By Con George-Kotzabasis
Suffered all the chances and changes of war Thucydides
Frank Rich, the theatre, film, and television critic turned political analyst since the unpopularity of the war in Iraq, in his latest op-ed on August 5, 2007, in the New York Times titled, Patriots who Love the Troops to Death, uses emotive words and language, as the title of his piece indicates, to make his “sober” and cool analysis of the war and its supporters or “credulous enablers”, to quote him, from both sides of the political spectrum. In a stream of lava pouring down from his theatrical volcanic eruptions he repeats the time-worn accusations of “Whitehouse lying and cover-ups have been not just in the service of political thuggery but to gin up a gratuitous war without end”. Rich sombrely states that “both Democrats and Republicans in Congress and both liberals and conservatives in the news media were credulous enablers of the Iraq fiasco”. He quotes with exhilaration, as if one held in view a peacenik four star general performing on the stage his No to War stand, the next chairman of the Joint Chiefs Adm. Michael Mullen, saying that “no amount of troops in no amount of time will make much of a difference” in Iraq if there is no functioning Iraqi government. And he lets fly his flaming arrows on Michael O’ Hanlon and Kenneth Pollack, two political analysts and war experts of the Brookings Institution, accusing them of “blatant careerism” for their optimistic views of Iraq, “on the backs of the additional troops they ask to be sacrificed to the doomed mission of providing security for an Iraqi government that is both on vacation and on the verge of collapse”. Lastly, to clinch the seriousness of his argument he even places the name of the “ogre” Rupert Murdoch on the top of the bill of his vaudevillian performance.
It’s by such “blood-stained” dramatic statements that our former art critic forges his political analysis of the war and by which he impugns the Bush administration and its sundry credulous enablers of all political doctrines and persuasions. But in his rush to cast his thespian thunderbolts upon the administration and the supporters of the war, he is missing the fact that he is casting his bolts in an already dawning blue sky that is emerging over Iraq. Rich misses, or maybe he is dazzled by the shining fact that the surge is working, under the generalship of the able and imaginative David Petraeus, and slowly but methodically is achieving some of its strategic goals. Such as isolating al Qaeda from the mainstream of the Iraqi insurgency and winning over to the American side some Sunni leaders and their militias who are prepared to fight and are fighting al Qaeda.
Also, the new American tactics on the ground, such as operation Phantom Strike under the command of General Rick Lynch, is attacking al Qaeda and other insurgents in the middle of the night killing or capturing them and flashing them out of their safe havens. The insurgents to escape these devastating blows of the Americans are fleeing the towns around Baghdad abandoning their road bombs, rocket launchers and even in some cases their personal armaments, and moving further to the south for safety in an area of the Tigris river known as the Samarrah jungle. Tracked by intel the insurgents are presently highly vulnerable to the operations of Phantom Strike and in some cases are “sitting ducks”. Whereas before the surge they were the attackers and pursuers they are now the defenders and the pursued.

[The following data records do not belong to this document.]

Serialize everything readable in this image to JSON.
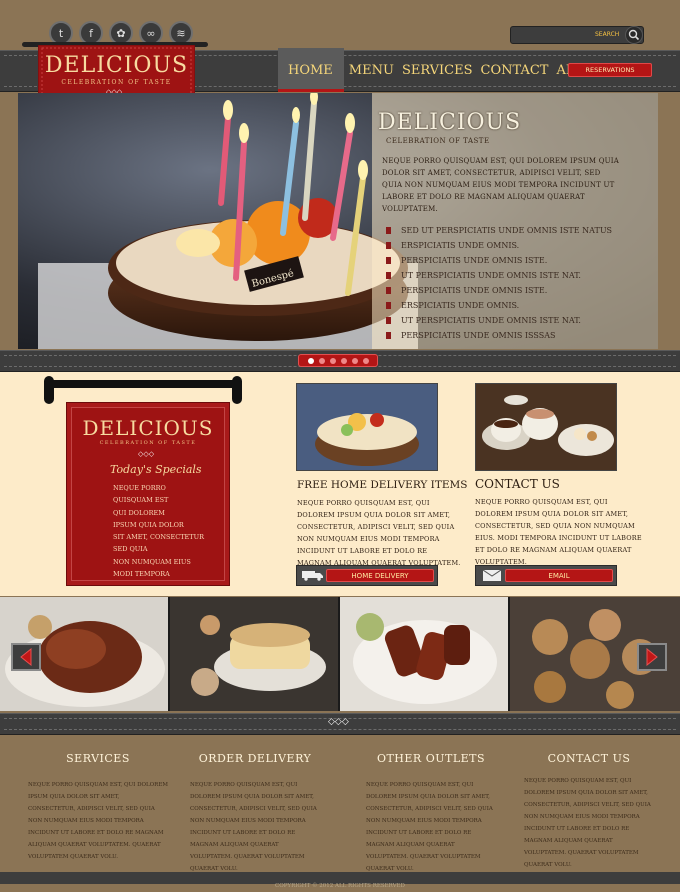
{
  "social": [
    "twitter-icon",
    "facebook-icon",
    "dribbble-icon",
    "flickr-icon",
    "rss-icon"
  ],
  "social_glyphs": [
    "t",
    "f",
    "✿",
    "∞",
    "≋"
  ],
  "search": {
    "label": "SEARCH",
    "placeholder": ""
  },
  "logo": {
    "title": "DELICIOUS",
    "subtitle": "CELEBRATION OF TASTE"
  },
  "nav": {
    "items": [
      "HOME",
      "MENU",
      "SERVICES",
      "CONTACT",
      "ABOUT"
    ],
    "reservations": "RESERVATIONS"
  },
  "hero": {
    "title": "DELICIOUS",
    "subtitle": "CELEBRATION OF TASTE",
    "intro": "NEQUE PORRO QUISQUAM EST, QUI DOLOREM IPSUM QUIA DOLOR SIT AMET, CONSECTETUR, ADIPISCI VELIT, SED QUIA NON NUMQUAM EIUS MODI TEMPORA INCIDUNT UT LABORE ET DOLO RE MAGNAM ALIQUAM QUAERAT VOLUPTATEM.",
    "bullets": [
      "SED UT PERSPICIATIS UNDE OMNIS ISTE NATUS",
      "ERSPICIATIS UNDE OMNIS.",
      "PERSPICIATIS UNDE OMNIS ISTE.",
      "UT PERSPICIATIS UNDE OMNIS ISTE NAT.",
      "PERSPICIATIS UNDE OMNIS ISTE.",
      "ERSPICIATIS UNDE OMNIS.",
      "UT PERSPICIATIS UNDE OMNIS ISTE NAT.",
      "PERSPICIATIS UNDE OMNIS ISSSAS"
    ],
    "cake_label": "Bonespé"
  },
  "specials": {
    "title": "DELICIOUS",
    "subtitle": "CELEBRATION OF TASTE",
    "heading": "Today's Specials",
    "items": [
      "NEQUE PORRO",
      "QUISQUAM EST",
      "QUI DOLOREM",
      "IPSUM QUIA DOLOR",
      "SIT AMET, CONSECTETUR",
      "SED QUIA",
      "NON NUMQUAM EIUS",
      "MODI TEMPORA"
    ]
  },
  "delivery": {
    "title": "FREE HOME DELIVERY ITEMS",
    "text": "NEQUE PORRO QUISQUAM EST, QUI DOLOREM IPSUM QUIA DOLOR SIT AMET, CONSECTETUR, ADIPISCI VELIT, SED QUIA NON NUMQUAM EIUS MODI TEMPORA INCIDUNT UT LABORE ET DOLO RE MAGNAM ALIQUAM QUAERAT VOLUPTATEM.",
    "button": "HOME DELIVERY"
  },
  "contact": {
    "title": "CONTACT US",
    "text": "NEQUE PORRO QUISQUAM EST, QUI DOLOREM IPSUM QUIA DOLOR SIT AMET, CONSECTETUR, SED QUIA NON NUMQUAM EIUS. MODI TEMPORA INCIDUNT UT LABORE ET DOLO RE MAGNAM ALIQUAM QUAERAT VOLUPTATEM.",
    "button": "EMAIL"
  },
  "footer": {
    "columns": [
      {
        "title": "SERVICES",
        "text": "NEQUE PORRO QUISQUAM EST, QUI DOLOREM IPSUM QUIA DOLOR SIT AMET, CONSECTETUR, ADIPISCI VELIT, SED QUIA NON NUMQUAM EIUS MODI TEMPORA INCIDUNT UT LABORE ET DOLO RE MAGNAM ALIQUAM QUAERAT VOLUPTATEM. QUAERAT VOLUPTATEM QUAERAT VOLU."
      },
      {
        "title": "ORDER DELIVERY",
        "text": "NEQUE PORRO QUISQUAM EST, QUI DOLOREM IPSUM QUIA DOLOR SIT AMET, CONSECTETUR, ADIPISCI VELIT, SED QUIA NON NUMQUAM EIUS MODI TEMPORA INCIDUNT UT LABORE ET DOLO RE MAGNAM ALIQUAM QUAERAT VOLUPTATEM. QUAERAT VOLUPTATEM QUAERAT VOLU."
      },
      {
        "title": "OTHER OUTLETS",
        "text": "NEQUE PORRO QUISQUAM EST, QUI DOLOREM IPSUM QUIA DOLOR SIT AMET, CONSECTETUR, ADIPISCI VELIT, SED QUIA NON NUMQUAM EIUS MODI TEMPORA INCIDUNT UT LABORE ET DOLO RE MAGNAM ALIQUAM QUAERAT VOLUPTATEM. QUAERAT VOLUPTATEM QUAERAT VOLU."
      },
      {
        "title": "CONTACT US",
        "text": "NEQUE PORRO QUISQUAM EST, QUI DOLOREM IPSUM QUIA DOLOR SIT AMET, CONSECTETUR, ADIPISCI VELIT, SED QUIA NON NUMQUAM EIUS MODI TEMPORA INCIDUNT UT LABORE ET DOLO RE MAGNAM ALIQUAM QUAERAT VOLUPTATEM. QUAERAT VOLUPTATEM QUAERAT VOLU."
      }
    ],
    "copyright": "COPYRIGHT © 2012 ALL RIGHTS RESERVED"
  },
  "colors": {
    "accent": "#b41515",
    "gold": "#f5d67a",
    "bar": "#3d3d3d",
    "cream": "#fdebc9",
    "tan": "#8b7455"
  }
}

If this new counterinsurgency strategy of general Petraeus does not lose its momentum and continues to be successful against the insurgency, it will decisively deprive the insurgents of all initiative in the fields of their operations and lead them inexorably to their defeat. As the continuation and success of any insurgency rests on two tenets: (a) The insurgents are masters in the initiation of their own actions and (b) continue to have some support among the local population. Once their position slips from these two tenets and they are forced to find safety in jungles, as in this case, they will inevitably be prey to the latter’s environment and their strength and viability will be “devoured” both by the conditions of their survival in the jungle and by the “intel preying” of the American tiger.

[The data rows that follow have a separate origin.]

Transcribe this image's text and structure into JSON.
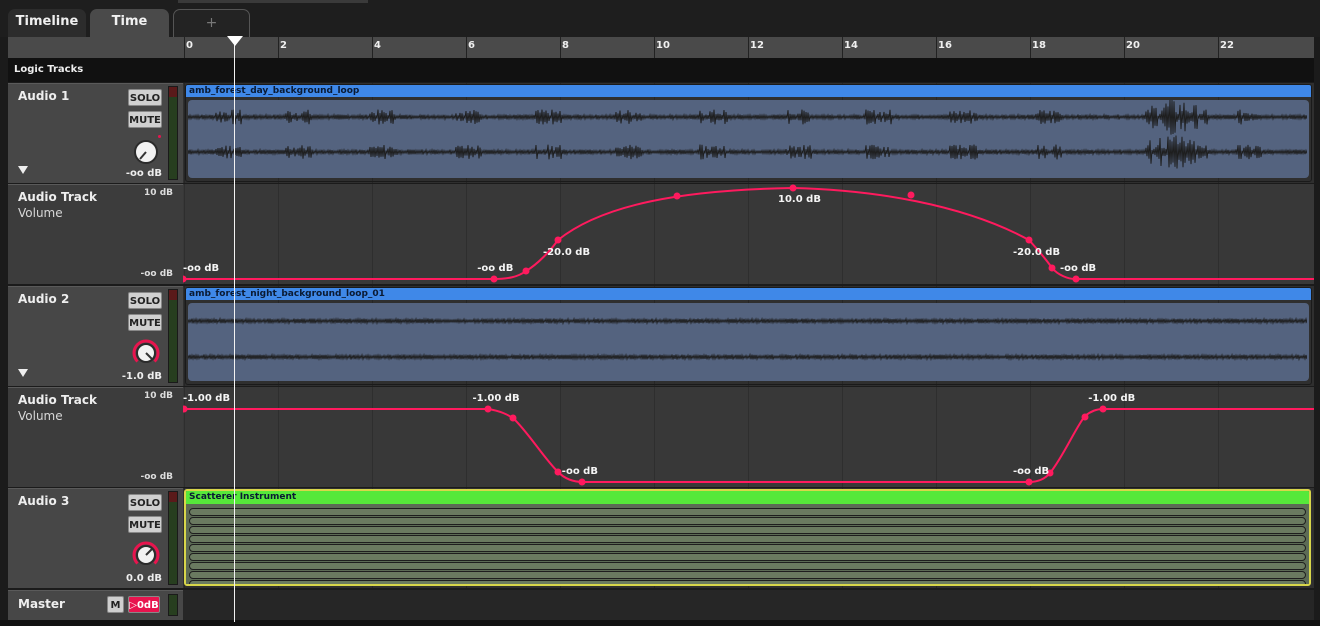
{
  "tabs": [
    {
      "label": "Timeline"
    },
    {
      "label": "Time"
    },
    {
      "label": "+"
    }
  ],
  "ruler": {
    "ticks": [
      "0",
      "2",
      "4",
      "6",
      "8",
      "10",
      "12",
      "14",
      "16",
      "18",
      "20",
      "22"
    ]
  },
  "logic_tracks_label": "Logic Tracks",
  "buttons": {
    "solo": "SOLO",
    "mute": "MUTE",
    "master_mute": "M",
    "master_db": "▷0dB"
  },
  "tracks": [
    {
      "name": "Audio 1",
      "db": "-oo dB",
      "knob_level": 0.0,
      "clip": {
        "title": "amb_forest_day_background_loop",
        "color": "#3f88e8"
      },
      "automation": {
        "name": "Audio Track",
        "param": "Volume",
        "max": "10 dB",
        "min": "-oo dB",
        "labels": [
          {
            "text": "-oo dB",
            "time": 0.0
          },
          {
            "text": "-oo dB",
            "time": 6.6
          },
          {
            "text": "-20.0 dB",
            "time": 8.0
          },
          {
            "text": "10.0 dB",
            "time": 13.0
          },
          {
            "text": "-20.0 dB",
            "time": 18.0
          },
          {
            "text": "-oo dB",
            "time": 19.0
          }
        ]
      }
    },
    {
      "name": "Audio 2",
      "db": "-1.0 dB",
      "knob_level": 0.95,
      "clip": {
        "title": "amb_forest_night_background_loop_01",
        "color": "#3f88e8"
      },
      "automation": {
        "name": "Audio Track",
        "param": "Volume",
        "max": "10 dB",
        "min": "-oo dB",
        "labels": [
          {
            "text": "-1.00 dB",
            "time": 0.0
          },
          {
            "text": "-1.00 dB",
            "time": 6.5
          },
          {
            "text": "-oo dB",
            "time": 8.4
          },
          {
            "text": "-oo dB",
            "time": 18.0
          },
          {
            "text": "-1.00 dB",
            "time": 19.6
          }
        ]
      }
    },
    {
      "name": "Audio 3",
      "db": "0.0 dB",
      "knob_level": 1.0,
      "clip": {
        "title": "Scatterer Instrument",
        "color": "#56e83a"
      }
    }
  ],
  "master": {
    "name": "Master"
  },
  "colors": {
    "automation": "#ff1a5e",
    "audio_clip_body": "#54637f",
    "instrument_clip_body": "#6a7a60",
    "accent_knob": "#e8144e"
  }
}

In other words, the American military locomotive is finally moving forward on the rails of success. It’s precisely this success that critics like Rich are dubbing as a hopeless task and moreover hoping to derail. After investing so much of their grey matter to convince the American people of a pointless, futile, and unjust war, and making their “blatant” careers as celebrity pundits around the orbits of the media stars, now that the war shows the slow rise of a dawning success they are trying to find an escape in their state of denial. But they fully realize that the latter will be a noose around their necks if general Petraeus defeats the insurgency. And whose corollary is that from its ashes will rise the Phoenix of a solid democratic government in Iraq. Such an outcome will fully justify Bush’s invasion of Iraq while simultaneously tearing to pieces the professional reputations of all the pundits, academics and politicians who with such unprecedented intellectual shallowness and lack of moral resolve “cashiered” an American victory in Iraq.

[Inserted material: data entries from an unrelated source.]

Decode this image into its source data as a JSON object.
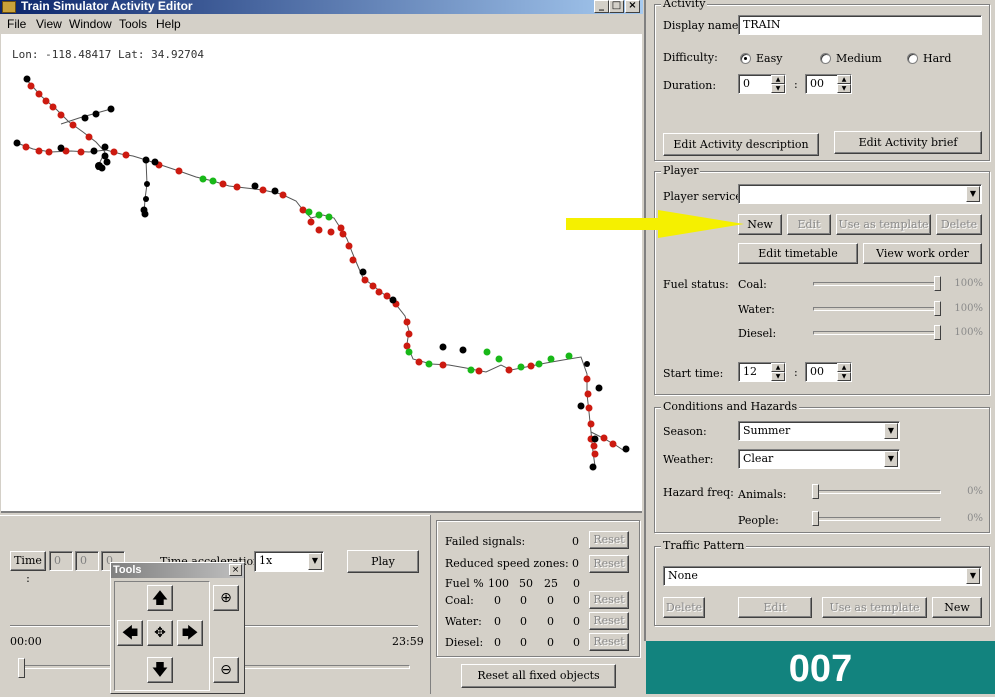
{
  "window": {
    "title": "Train Simulator Activity Editor",
    "controls": [
      "_",
      "□",
      "×"
    ]
  },
  "menu": [
    "File",
    "View",
    "Window",
    "Tools",
    "Help"
  ],
  "map": {
    "coords": "Lon: -118.48417 Lat: 34.92704",
    "colors": {
      "track_red": "#cc1a10",
      "track_green": "#18b818",
      "track_black": "#000000"
    }
  },
  "time_panel": {
    "time_label": "Time :",
    "time_fields": [
      "0",
      "0",
      "0"
    ],
    "acceleration_label_partial": "Time acceleration",
    "acceleration_value": "1x",
    "play_label": "Play",
    "start_label": "00:00",
    "end_label": "23:59",
    "slider_position": 0.0
  },
  "tools_window": {
    "title": "Tools",
    "close": "×",
    "icons": [
      "arrow-up-icon",
      "arrow-left-icon",
      "center-move-icon",
      "arrow-right-icon",
      "arrow-down-icon",
      "zoom-in-icon",
      "zoom-out-icon"
    ]
  },
  "stats": {
    "failed_signals_label": "Failed signals:",
    "failed_signals_value": "0",
    "reduced_speed_label": "Reduced speed zones:",
    "reduced_speed_value": "0",
    "reset_label": "Reset",
    "fuel_header": [
      "Fuel %",
      "100",
      "50",
      "25",
      "0"
    ],
    "fuel_rows": [
      {
        "label": "Coal:",
        "values": [
          "0",
          "0",
          "0",
          "0"
        ]
      },
      {
        "label": "Water:",
        "values": [
          "0",
          "0",
          "0",
          "0"
        ]
      },
      {
        "label": "Diesel:",
        "values": [
          "0",
          "0",
          "0",
          "0"
        ]
      }
    ],
    "reset_all_label": "Reset all fixed objects"
  },
  "activity": {
    "group_title": "Activity",
    "display_name_label": "Display name:",
    "display_name_value": "TRAIN",
    "difficulty_label": "Difficulty:",
    "difficulty_options": [
      "Easy",
      "Medium",
      "Hard"
    ],
    "difficulty_selected": "Easy",
    "duration_label": "Duration:",
    "duration_hours": "0",
    "duration_minutes": "00",
    "edit_description_label": "Edit Activity description",
    "edit_brief_label": "Edit Activity brief"
  },
  "player": {
    "group_title": "Player",
    "service_label": "Player service:",
    "service_value": "",
    "new_label": "New",
    "edit_label": "Edit",
    "template_label": "Use as template",
    "delete_label": "Delete",
    "edit_timetable_label": "Edit timetable",
    "view_work_order_label": "View work order",
    "fuel_status_label": "Fuel status:",
    "fuel": [
      {
        "label": "Coal:",
        "value": "100%",
        "level": 1.0
      },
      {
        "label": "Water:",
        "value": "100%",
        "level": 1.0
      },
      {
        "label": "Diesel:",
        "value": "100%",
        "level": 1.0
      }
    ],
    "start_time_label": "Start time:",
    "start_hours": "12",
    "start_minutes": "00"
  },
  "conditions": {
    "group_title": "Conditions and Hazards",
    "season_label": "Season:",
    "season_value": "Summer",
    "weather_label": "Weather:",
    "weather_value": "Clear",
    "hazard_label": "Hazard freq:",
    "animals_label": "Animals:",
    "animals_value": "0%",
    "animals_level": 0.0,
    "people_label": "People:",
    "people_value": "0%",
    "people_level": 0.0
  },
  "traffic": {
    "group_title": "Traffic Pattern",
    "pattern_value": "None",
    "delete_label": "Delete",
    "edit_label": "Edit",
    "template_label": "Use as template",
    "new_label": "New"
  },
  "overlay": {
    "badge_text": "007",
    "arrow_color": "#f5f000"
  }
}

After the brutal and ill-omened attack of 9/11 when “there was no room left for moral hesitation: the choice lay between salvation or destruction”, to quote Alexis de Tocqueville, all the effete nation’s disablers gathered together at the first signs of the difficulties of the war, as if ever war was easy, to passionately and vehemently criticize the Administration’s invasion of Iraq. While such a critique would be totally justifiable if it was focused and highlighted the initial and blatant mistakes of the Administration’s implementation of its strategy in Iraq and make suggestions how to correct them, the critics chose instead to condemn in toto Bush’s strategy against global terror.
But the conundrum for this ill-fated critique of the liberal professional establishment is why when there are visible and tangible improvements in the war against the insurgents and al Qaeda with the new strategy of the surge the critics of the war continue apparently to be unconvinced of the improvements and refuse even to admit the possibility that they might be wrong. Instead, like rolling stones they even crash people of their own liberal strand who assert that this war might be winnable, like they did with Michael O’Hanlon and Kenneth Pollack. To have expressed a modicum of doubt about their position would have been the reasonable thing to do before the rudimentary favourable signs in Iraq. But it’s obvious that the critics of the Bush administration, like Frank Rich, are more concerned about their professional status than their intellectual integrity. That is why their main concern is to convince the American electorate and Congress for an immediate withdrawal from Iraq, and use the vitriol of their tongues and pens for this purpose. It’s by such means that they can save their reputations from being everlastingly tarnished if the war happened to be won. They are patriots who have lost their love for America for the love that dares not speak its name, the love of their careers.